L’Expérience de l’arbre, conception mise en scène et scénographie Simon Gauchet
L’Expérience de l’arbre, conception mise en scène et scénographie de Simon Gauchet, sous le regard d’Éric Didry
Il était une fois un jeune metteur en scène français venu chercher à Kyoto, avec respect et révérence, une leçon sur l’art du nô. Que pouvait-il donner en échange ? Revenir, transmettre à son professeur et partenaire, quelque chose du théâtre occidental. Ce qui eut lieu, dix ans plus tard. Simon Gauchet, en résidence pour trois mois à la Villa Kujoyama et Tatsushige Udaka se sont retrouvés pour ce qui allait devenir L’Expérience de l’arbre .
Il était une fois un arbre : celui qui, à Fukushima, avait résisté au tsunami, seul debout au milieu de soixante-dix mille pins abattus. Il ne vécut pourtant pas longtemps, infiltré d’eau salée contaminée. Mais les habitants décidèrent d’en faire le totem de leur propre résilience. Coupé en neuf morceaux, injecté de résine, redressé, il reste l’Arbre du Miracle.
Cette histoire est liée au théâtre nô: Tatsushige Udaka nous rappelle qu’un arbre figure toujours dans le décor du nô et c’est à lui que l’acteur s’adresse, même s’il est dans son dos et que chaque personnage porte l’âme d’un arbre, cerisier, pin… L’arbre –comme le théâtre, bien qu’il ne nous l’ait pas dit- établissant un lien entre la terre et le ciel, entre le pays des morts et la lumière.
Dans une scénographie simple –l’évocation d’un toit en pagode, un écran où se projettent des ombres de branches-, l’échange entre les partenaires garde quelque chose d’un plaisir enfantin : comme le Ôoooo grave, prolongé et puissant du théâtre nô a de la peine à sortir d’un gorge européenne!

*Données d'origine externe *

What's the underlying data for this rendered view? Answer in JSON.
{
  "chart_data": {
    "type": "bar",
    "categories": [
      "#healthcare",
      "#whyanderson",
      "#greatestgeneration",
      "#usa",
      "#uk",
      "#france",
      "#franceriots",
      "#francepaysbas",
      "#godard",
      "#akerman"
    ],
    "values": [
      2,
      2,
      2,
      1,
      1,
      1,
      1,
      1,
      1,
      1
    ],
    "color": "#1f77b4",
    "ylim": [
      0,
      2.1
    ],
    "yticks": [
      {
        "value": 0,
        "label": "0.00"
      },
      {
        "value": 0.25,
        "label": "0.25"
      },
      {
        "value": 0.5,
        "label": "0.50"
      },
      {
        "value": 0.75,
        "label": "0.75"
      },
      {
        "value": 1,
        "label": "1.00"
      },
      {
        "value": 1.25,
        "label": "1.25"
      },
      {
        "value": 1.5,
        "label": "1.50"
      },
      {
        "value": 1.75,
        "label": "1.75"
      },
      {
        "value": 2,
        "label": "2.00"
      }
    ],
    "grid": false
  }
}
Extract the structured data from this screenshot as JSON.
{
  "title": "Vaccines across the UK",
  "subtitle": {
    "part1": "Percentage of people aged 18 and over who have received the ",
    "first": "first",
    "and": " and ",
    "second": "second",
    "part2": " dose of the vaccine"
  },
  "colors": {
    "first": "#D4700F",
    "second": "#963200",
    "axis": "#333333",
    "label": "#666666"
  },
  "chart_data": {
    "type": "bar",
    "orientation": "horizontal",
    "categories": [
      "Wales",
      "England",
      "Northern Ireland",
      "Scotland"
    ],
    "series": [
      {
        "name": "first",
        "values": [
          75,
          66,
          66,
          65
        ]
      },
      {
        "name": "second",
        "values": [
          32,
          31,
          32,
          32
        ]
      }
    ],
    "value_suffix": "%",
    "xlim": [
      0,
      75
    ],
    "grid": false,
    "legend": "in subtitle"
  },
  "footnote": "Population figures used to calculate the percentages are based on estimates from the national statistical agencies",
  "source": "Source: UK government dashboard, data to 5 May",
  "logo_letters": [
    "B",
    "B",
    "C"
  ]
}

Comme les Rrr arraché aux éructations d’Antonin Artaud (enregistrées sur disque plein de craquements) ont du mal à passer la gorge d’un acteur japonais ! D’une tradition, l’autre : le Breton va chercher du côté de la reconstitution du jeu et de la diction baroques (Le Chêne et le Roseau, façon XVII ème) quelque chose qui serait une tradition (Benjamin Lazar lui a donné un coup de main), tout en sachant qu’il n’y a pas de symétrie possible entre théâtre occidental et théâtre japonais.
D’un côté, danse de l’éventail, vieille de sept cents ans, et de l’autre: incarnation d’un rôle et d’une adresse: les efforts patauds des deux apprentis, chacun de son côté, font rire. Mais se pose aussi, de façon plus grave, la question de la transmission. Pas sûr que le Nô, dans le Japon d’aujourd’hui, soit éternel, peut-être est-il éternisé artificiellement, comme l’arbre- symbole. Une inquiétude pèse sur cette époque de mutations mondiales. Mais il y a de la joie à travailler quand même sur les héritages. Dans la musique à la fois ultra-contemporaine et presque baroque et religieuse de Joaquim Pavy, Simon Gaucher peut reconstruire son arbre démembré et danser avec lui, longuement, tandis que revient à petits pas Tatsushige Udaka, dans son costume de cérémonie…
Le spectacle, créé à Rennes au théâtre de la Paillette (festival du Théâtre National de Bretagne) le 6 novembre dernier, ne pouvait pas être mieux à sa place qu’à la Maison de la Culture du Japon à Paris, tant il joue sur l’appétit et le plaisir des échanges entre deux cultures. On le retrouvera au printemps au théâtre de Lorient-Centre Dramatique National, où Simon Gauchet est artiste associé, et au Théâtre de l’Union-Centre Dramatique National du Limousin. En attendant, notre voyageur développe son E.P.I. (école parallèle imaginaire) hors des chemins battus et parfois sur des voies navigables, et bâtit à Bécherel, le village du livre (Ile-et-Vilaine) un “tiers lieu“ en milieu rural. Ancré dans une tradition peut-être oubliée, le nouveau théâtre se réinvente, au-delà des rituels de la représentation. Après cette Expérience de l’arbre, on a hâte d’en découvrir les jeunes pousses forestières…
Christine Friedel
Spectacle vu à la Maison de la Culture du Japon, 101 bis Quai Branly Paris (XVème) le 16 novembre.